New Preprint article – From Heatwaves to Brainwaves: Climate-Driven Microplastics Promote Epstein–Barr Virus Reactivation and Female-Biased Risk for Alzheimer’s Disease and Multiple Sclerosis

Climate change accelerates the breakdown of plastics, increasing our exposure to microplastic-derived compounds, including bisphenols and phthalates, that act as xenoestrogens capable of disrupting hormonal and immune regulation. Separately, Epstein–Barr virus (EBV), which infects over 95% of adults worldwide and persists silently in immune cells, has been increasingly implicated in the development of both Alzheimer’s disease (AD) and multiple sclerosis (MS). In this preprint, we ask: could climate-amplified microplastic exposure intersect with EBV-related biology to shape vulnerability to these two diseases?

To address this, we developed a computational exposome modelling framework that integrates network toxicology and systems bioinformatics. By mapping the known and predicted human protein targets of six environmentally relevant microplastic compounds onto EBV–host protein interaction networks and disease-associated proteins for AD and MS, we identify molecular convergence points where environmental, viral, and disease-related pathways overlap. Despite the distinct pathologies of the two diseases, we identified a conserved set of 20 “dual-hit” host proteins simultaneously targeted by both EBV and microplastic compounds in both AD and MS networks.
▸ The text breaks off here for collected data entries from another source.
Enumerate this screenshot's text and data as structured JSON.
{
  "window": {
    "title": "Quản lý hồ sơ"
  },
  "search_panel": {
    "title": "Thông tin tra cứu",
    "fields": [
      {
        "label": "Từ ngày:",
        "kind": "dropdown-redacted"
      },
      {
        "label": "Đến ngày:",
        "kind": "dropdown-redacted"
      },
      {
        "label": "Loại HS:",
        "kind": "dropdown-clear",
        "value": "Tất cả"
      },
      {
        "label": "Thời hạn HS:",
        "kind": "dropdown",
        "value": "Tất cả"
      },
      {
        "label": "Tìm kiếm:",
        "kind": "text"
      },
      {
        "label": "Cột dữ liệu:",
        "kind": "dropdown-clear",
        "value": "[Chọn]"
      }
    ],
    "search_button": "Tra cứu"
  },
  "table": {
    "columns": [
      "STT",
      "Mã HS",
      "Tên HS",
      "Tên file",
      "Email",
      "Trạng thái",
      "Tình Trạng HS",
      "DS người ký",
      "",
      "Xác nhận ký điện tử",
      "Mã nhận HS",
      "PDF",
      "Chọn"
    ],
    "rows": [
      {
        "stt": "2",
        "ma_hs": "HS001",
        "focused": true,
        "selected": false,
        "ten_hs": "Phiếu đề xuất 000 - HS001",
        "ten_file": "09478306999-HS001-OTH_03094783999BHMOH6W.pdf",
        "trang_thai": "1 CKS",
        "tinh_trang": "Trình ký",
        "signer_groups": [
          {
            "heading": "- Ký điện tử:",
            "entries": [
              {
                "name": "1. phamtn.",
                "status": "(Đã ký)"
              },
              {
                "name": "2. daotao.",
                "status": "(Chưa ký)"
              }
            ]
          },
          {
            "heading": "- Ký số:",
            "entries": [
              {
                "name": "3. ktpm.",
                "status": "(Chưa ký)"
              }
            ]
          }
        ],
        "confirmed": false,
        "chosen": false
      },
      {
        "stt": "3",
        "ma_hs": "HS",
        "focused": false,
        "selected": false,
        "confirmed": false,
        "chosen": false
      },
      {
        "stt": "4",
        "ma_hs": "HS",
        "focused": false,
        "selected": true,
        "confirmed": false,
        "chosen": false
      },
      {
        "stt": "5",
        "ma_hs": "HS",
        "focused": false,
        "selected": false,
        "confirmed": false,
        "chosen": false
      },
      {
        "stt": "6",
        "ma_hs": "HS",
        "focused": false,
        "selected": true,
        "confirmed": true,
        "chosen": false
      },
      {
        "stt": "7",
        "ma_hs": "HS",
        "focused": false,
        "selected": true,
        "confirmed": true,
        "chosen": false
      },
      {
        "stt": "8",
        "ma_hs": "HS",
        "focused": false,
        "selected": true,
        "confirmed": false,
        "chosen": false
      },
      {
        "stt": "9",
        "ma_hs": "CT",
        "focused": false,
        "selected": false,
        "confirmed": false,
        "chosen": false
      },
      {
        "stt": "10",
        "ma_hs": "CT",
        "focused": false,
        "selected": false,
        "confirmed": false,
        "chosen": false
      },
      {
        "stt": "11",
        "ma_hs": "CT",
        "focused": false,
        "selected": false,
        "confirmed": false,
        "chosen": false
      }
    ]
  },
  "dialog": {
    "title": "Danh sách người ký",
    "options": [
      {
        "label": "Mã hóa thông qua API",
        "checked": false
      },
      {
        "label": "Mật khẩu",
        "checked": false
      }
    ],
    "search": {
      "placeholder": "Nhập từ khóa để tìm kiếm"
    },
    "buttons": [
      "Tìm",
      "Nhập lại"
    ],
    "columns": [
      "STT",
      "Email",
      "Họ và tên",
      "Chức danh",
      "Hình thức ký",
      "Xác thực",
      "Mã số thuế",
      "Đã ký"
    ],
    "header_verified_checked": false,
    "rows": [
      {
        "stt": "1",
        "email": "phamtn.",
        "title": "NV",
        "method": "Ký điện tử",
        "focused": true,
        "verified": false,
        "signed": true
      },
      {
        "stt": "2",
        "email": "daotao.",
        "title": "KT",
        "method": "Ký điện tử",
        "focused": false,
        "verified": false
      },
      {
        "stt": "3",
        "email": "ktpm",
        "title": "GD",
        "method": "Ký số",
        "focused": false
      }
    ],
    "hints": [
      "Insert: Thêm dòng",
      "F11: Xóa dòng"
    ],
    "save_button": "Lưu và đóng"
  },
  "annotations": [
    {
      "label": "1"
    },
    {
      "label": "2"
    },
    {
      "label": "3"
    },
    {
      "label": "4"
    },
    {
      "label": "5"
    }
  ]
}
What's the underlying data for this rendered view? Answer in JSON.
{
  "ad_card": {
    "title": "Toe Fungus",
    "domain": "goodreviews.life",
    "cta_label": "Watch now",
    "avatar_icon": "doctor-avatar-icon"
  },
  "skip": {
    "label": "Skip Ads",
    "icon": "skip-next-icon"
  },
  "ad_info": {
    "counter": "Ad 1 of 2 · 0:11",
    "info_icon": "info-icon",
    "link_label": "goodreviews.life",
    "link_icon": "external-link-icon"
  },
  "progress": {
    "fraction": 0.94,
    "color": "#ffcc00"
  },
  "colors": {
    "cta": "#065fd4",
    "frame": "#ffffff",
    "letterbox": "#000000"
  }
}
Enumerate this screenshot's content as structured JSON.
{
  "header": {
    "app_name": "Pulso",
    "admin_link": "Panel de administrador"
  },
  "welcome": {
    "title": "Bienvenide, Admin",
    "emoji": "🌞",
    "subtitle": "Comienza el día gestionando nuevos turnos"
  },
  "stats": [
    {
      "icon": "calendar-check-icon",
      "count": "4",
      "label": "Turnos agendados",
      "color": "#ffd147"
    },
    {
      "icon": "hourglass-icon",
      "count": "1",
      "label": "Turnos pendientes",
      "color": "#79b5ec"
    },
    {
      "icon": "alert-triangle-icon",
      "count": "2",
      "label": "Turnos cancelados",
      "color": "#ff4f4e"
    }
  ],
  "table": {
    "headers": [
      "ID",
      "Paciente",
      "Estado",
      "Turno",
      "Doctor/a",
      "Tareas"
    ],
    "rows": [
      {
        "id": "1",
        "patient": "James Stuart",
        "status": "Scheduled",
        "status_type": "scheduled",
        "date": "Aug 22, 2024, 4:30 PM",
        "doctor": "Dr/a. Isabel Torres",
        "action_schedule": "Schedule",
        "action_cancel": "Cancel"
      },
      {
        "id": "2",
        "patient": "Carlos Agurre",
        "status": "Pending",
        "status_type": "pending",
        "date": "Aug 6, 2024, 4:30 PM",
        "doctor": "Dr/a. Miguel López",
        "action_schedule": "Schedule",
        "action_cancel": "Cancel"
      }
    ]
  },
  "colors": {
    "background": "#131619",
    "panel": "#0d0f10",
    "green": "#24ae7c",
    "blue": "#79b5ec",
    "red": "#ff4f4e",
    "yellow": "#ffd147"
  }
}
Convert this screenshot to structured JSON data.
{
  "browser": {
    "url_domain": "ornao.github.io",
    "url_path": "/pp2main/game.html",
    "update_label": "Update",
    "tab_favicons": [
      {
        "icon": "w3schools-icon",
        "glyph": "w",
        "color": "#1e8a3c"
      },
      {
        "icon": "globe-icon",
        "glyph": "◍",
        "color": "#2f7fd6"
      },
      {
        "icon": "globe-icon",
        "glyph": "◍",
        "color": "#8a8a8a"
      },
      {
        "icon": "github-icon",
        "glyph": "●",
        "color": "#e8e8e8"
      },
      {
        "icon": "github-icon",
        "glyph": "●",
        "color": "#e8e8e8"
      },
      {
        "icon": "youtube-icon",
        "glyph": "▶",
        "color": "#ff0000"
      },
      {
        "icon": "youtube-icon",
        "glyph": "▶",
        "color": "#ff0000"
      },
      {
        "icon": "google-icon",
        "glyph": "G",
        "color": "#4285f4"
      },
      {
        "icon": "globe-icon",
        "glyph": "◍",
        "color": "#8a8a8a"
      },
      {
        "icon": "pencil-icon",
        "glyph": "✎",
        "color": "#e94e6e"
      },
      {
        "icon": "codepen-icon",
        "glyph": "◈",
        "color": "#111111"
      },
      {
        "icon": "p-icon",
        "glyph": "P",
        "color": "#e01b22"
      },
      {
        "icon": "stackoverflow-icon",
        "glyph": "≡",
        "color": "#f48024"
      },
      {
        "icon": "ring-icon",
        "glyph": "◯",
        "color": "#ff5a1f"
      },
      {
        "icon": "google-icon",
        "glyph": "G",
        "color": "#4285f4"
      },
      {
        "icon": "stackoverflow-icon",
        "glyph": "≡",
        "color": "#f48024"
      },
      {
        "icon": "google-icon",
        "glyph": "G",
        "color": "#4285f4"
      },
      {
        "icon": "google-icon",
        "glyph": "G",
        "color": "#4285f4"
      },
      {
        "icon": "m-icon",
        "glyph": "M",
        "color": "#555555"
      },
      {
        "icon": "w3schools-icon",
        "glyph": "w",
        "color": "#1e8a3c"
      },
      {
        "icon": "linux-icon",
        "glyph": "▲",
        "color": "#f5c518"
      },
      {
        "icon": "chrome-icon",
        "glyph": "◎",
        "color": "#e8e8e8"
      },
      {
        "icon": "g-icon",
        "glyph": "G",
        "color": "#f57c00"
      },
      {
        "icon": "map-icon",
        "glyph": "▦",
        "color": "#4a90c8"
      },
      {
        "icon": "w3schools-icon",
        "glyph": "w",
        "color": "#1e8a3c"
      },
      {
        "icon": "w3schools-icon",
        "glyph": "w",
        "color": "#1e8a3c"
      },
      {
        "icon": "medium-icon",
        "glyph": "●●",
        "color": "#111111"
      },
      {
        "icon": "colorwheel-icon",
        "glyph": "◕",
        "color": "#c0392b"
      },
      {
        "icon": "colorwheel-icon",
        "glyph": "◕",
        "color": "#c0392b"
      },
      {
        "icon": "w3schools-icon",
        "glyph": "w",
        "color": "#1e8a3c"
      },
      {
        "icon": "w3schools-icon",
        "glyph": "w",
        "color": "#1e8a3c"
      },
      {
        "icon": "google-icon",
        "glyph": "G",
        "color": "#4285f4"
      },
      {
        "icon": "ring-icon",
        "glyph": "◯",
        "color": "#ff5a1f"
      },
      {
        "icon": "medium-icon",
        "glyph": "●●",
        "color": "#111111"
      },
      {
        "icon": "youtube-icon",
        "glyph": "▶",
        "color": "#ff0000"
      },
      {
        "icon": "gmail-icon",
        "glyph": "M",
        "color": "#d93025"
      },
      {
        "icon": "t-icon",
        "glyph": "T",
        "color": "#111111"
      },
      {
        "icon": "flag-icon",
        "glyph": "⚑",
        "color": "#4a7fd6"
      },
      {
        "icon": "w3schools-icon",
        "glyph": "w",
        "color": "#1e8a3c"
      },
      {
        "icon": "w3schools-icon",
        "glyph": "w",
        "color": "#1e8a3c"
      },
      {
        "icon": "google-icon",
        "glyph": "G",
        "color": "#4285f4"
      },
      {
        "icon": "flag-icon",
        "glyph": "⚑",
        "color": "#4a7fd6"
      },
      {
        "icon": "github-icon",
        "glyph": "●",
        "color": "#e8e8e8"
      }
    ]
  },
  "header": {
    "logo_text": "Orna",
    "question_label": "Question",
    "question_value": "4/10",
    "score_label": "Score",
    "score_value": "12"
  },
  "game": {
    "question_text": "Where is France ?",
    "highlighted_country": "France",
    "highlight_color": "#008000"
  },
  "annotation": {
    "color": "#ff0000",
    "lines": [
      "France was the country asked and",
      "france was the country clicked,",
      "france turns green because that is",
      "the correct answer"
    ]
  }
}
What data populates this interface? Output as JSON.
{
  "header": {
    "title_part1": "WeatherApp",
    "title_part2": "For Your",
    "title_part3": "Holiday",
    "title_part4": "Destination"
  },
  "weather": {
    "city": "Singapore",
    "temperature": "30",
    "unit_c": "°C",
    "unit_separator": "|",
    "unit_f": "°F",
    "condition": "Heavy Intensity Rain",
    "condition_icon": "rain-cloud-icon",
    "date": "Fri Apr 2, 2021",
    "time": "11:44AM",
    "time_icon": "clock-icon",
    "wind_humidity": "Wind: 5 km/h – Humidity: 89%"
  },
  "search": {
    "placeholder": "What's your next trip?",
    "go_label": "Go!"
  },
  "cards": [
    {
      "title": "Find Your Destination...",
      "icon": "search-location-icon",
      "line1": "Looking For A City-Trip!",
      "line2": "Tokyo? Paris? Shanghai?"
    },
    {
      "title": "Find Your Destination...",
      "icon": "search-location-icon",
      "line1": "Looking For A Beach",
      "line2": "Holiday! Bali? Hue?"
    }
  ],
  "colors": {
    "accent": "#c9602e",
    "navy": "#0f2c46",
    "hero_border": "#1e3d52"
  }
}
Pathway enrichment analysis revealed that these convergence points are embedded in immune, oxidative stress, and endocrine signalling pathways, with important disease-specific differences. In MS, the dual-hit neighbourhood was dominated by innate and adaptive immune signalling, consistent with EBV’s established role in driving autoimmune demyelination. In AD, enrichment was stronger in neuronal, metabolic, and endocrine pathways, with estrogen signalling emerging as an AD-specific convergence point. Progesterone-mediated signalling was enriched in both diseases. These findings offer a biologically plausible molecular mechanism for the well-documented female-biased susceptibility to both conditions: microplastic-derived xenoestrogens may disrupt estrogen and progesterone homeostasis, weakening immune control over latent EBV and amplifying downstream neuroimmune dysregulation.

We propose a unifying exposome-based model in which climate-accelerated chemical exposures and persistent viral biology jointly reshape internal regulatory networks, not as isolated causes, but as converging amplifiers of neurological disease vulnerability. While experimental validation is required, this systems-level framework identifies specific molecular interfaces that can guide future mechanistic and therapeutic research.